Intanto il panorama tecnico del decennale italiano evidenzia questa situazione.
| Yield del 10 anni (apertura seduta 28/4) | 3,58% |
| Forchetta yield su un anno | Minimo 3,16% - Massimo 4,18% |
| Attuale posizionamento | Distanza dal massimo 14,4% |
| Resistenze (in presenza di ribasso delle quotazioni) | 3,73% e 3,85% |
| Supporti (in presenza di rialzo delle quotazioni) | 3,50% e 3,26% |
| Future Btp long (apertura seduta 28/4) | 120,25 |
| Resistenza del future | 121 |
| Supporto del future | 118,6 |
Un’evoluzione interessante per il future riguarda la rottura al rialzo della media mobile a 200 periodi: di fatto è da mercoledì che il superamento ha avuto luogo, sebbene ancora senza forti segnali di un’inversione in tale senso: è pur vero che dai minimi di metà marzo si sta delineando una lenta fase rialzista, confermata da:
- la stessa media mobile a 200 periodi si sta timidamente inclinando all’insù;
- netto scatto positivo della media mobile a 20 periodi, che nei prossimi giorni potrebbe incrociare la 200 dando così un segnale di buy;
- il Super Trend (indicatore utilizzato per individuare i trend e per generare segnali operativi) è già impostato pure per il buy.

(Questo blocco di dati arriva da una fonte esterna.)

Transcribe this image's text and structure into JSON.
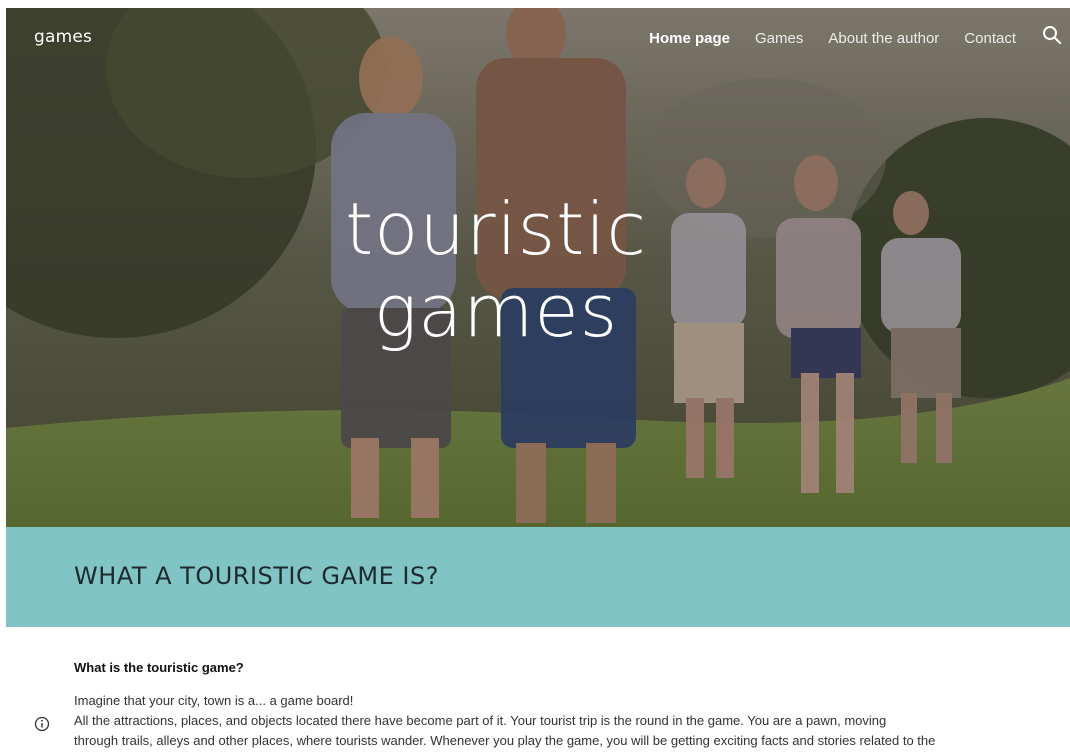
{
  "site": {
    "name": "games"
  },
  "nav": {
    "items": [
      {
        "label": "Home page",
        "active": true
      },
      {
        "label": "Games",
        "active": false
      },
      {
        "label": "About the author",
        "active": false
      },
      {
        "label": "Contact",
        "active": false
      }
    ],
    "search_icon": "search-icon"
  },
  "hero": {
    "title_line1": "touristic",
    "title_line2": "games"
  },
  "banner": {
    "heading": "WHAT A TOURISTIC GAME IS?",
    "color": "#80c4c5"
  },
  "content": {
    "subheading": "What is the touristic game?",
    "line1": "Imagine that your city, town is a... a game board!",
    "line2": "All the attractions, places, and objects located there have become part of it. Your tourist trip is the round in the game. You are a pawn, moving",
    "line3": "through trails, alleys and other places, where tourists wander. Whenever you play the game, you will be getting exciting facts and stories related to the"
  },
  "info_icon": "info-icon"
}
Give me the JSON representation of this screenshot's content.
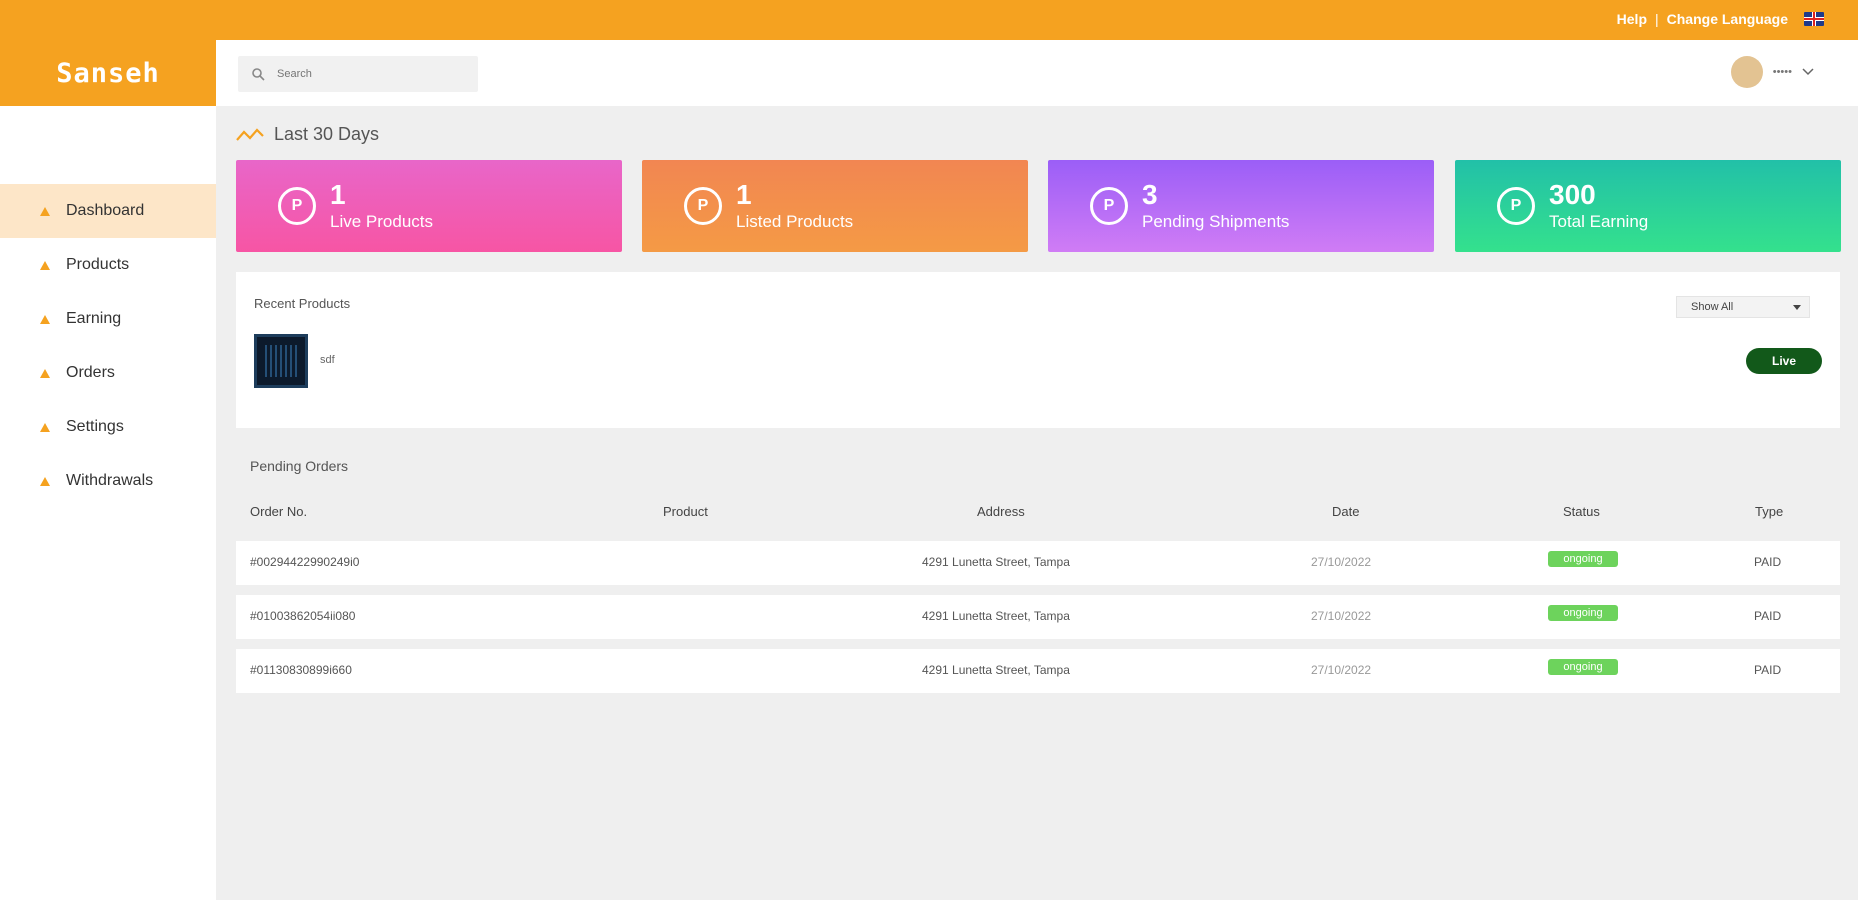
{
  "topbar": {
    "help": "Help",
    "separator": "|",
    "language": "Change Language"
  },
  "brand": {
    "logo": "Sanseh"
  },
  "search": {
    "placeholder": "Search"
  },
  "user": {
    "name": "•••••"
  },
  "sidebar": {
    "items": [
      {
        "label": "Dashboard",
        "active": true
      },
      {
        "label": "Products"
      },
      {
        "label": "Earning"
      },
      {
        "label": "Orders"
      },
      {
        "label": "Settings"
      },
      {
        "label": "Withdrawals"
      }
    ]
  },
  "summary": {
    "title": "Last 30 Days",
    "cards": [
      {
        "value": "1",
        "label": "Live Products",
        "icon": "P"
      },
      {
        "value": "1",
        "label": "Listed Products",
        "icon": "P"
      },
      {
        "value": "3",
        "label": "Pending Shipments",
        "icon": "P"
      },
      {
        "value": "300",
        "label": "Total Earning",
        "icon": "P"
      }
    ]
  },
  "recent_products": {
    "title": "Recent Products",
    "filter": "Show All",
    "items": [
      {
        "name": "sdf",
        "status": "Live"
      }
    ]
  },
  "pending_orders": {
    "title": "Pending Orders",
    "columns": [
      "Order No.",
      "Product",
      "Address",
      "Date",
      "Status",
      "Type"
    ],
    "rows": [
      {
        "order_no": "#00294422990249i0",
        "product": "",
        "address": "4291 Lunetta Street, Tampa",
        "date": "27/10/2022",
        "status": "ongoing",
        "type": "PAID"
      },
      {
        "order_no": "#01003862054ii080",
        "product": "",
        "address": "4291 Lunetta Street, Tampa",
        "date": "27/10/2022",
        "status": "ongoing",
        "type": "PAID"
      },
      {
        "order_no": "#01130830899i660",
        "product": "",
        "address": "4291 Lunetta Street, Tampa",
        "date": "27/10/2022",
        "status": "ongoing",
        "type": "PAID"
      }
    ]
  }
}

Tradotto in sintesi tutto questo conferma che – salvo scivolate improvvise – le indicazioni dei mercati sono tornate positive dopo la caduta di inizio marzo.
Il confronto fra i 2050 e dintorni
Sempre d’attualità la valutazione dei tre titoli più scambiati su Borsa Italiana, ovvero i 2050 e dintorni.
- Btp 4,3% Ot2054 (Isin IT0005611741): apertura di seduta a 99,15 Eur – dai minimi del 14 marzo a 93,7 Eur il rialzo è stato rilevante ma occorre considerare l’anomalia di un periodo esageratamente ribassista, che ha rappresentato un’eccezionale occasione di acquisto colta solo da una parte del mercato. Il rendimento sul 4,4% è attualmente il maggiore motivo di richiamo per il titolo.
- Btp 4,5% Ot2053 (Isin IT0005534141): apertura di seduta a 102,8 Eur – prosegue il confronto con il 2054 in un testa a testa che dura ormai da tempo. Rispetto ai minimi a 97,4 Eur del 14 marzo il rialzo è stato più nervoso rispetto al Btp precedente e solo il superamento del livello dei 105 darebbe un segnale di forza.
- Btp 1,7% 2051 (Isin IT0005425233): apertura di seduta a 61,5 Eur, quindi nettamente sotto il 2054 e il 2053. Il minimo a 57,3 Eur del 14 marzo conferma come questo titolo – caratterizzato da una duration maggiore – sia penalizzato nella fase in corso dalla più elevata difficoltà a risalire nelle quotazioni di alcuni extralunghi, così come avviene per il 2067 e il 2072.
Nuovo decennale e si cambia benchmark
Il Ministero dell’Economia e delle Finanze ha comunicato l’emissione di un nuovo Btp decennale, con codice Isin ancora da attribuire. Debutterà il 2 maggio 2025, assieme alla quinta emissione del Btp a 5 anni e alla nona dell’Cct€u a 7 anni. Queste le caratteristiche:
- scadenza il 1° ottobre 2035;
- cedola annuale 3,6%;
- prima cedola il 1° ottobre 2025.
La prima cedola appunto sarà liquidata con la prassi cosiddetta corta, con un tasso lordo pari al 1,495082%, corrispondente a un periodo di 152 giorni su un semestre di 183. Le cedole successive saranno semestrali e liquidate il 1° aprile e il 1°ottobre di ogni anno.
Il titolo assumerà il ruolo di benchmark per la scadenza decennale e l’esito della raccolta sarà certamente importante per fotografare l’attenzione degli istituzionali al debito italiano dopo la promozione a BBB+ da parte di S&P.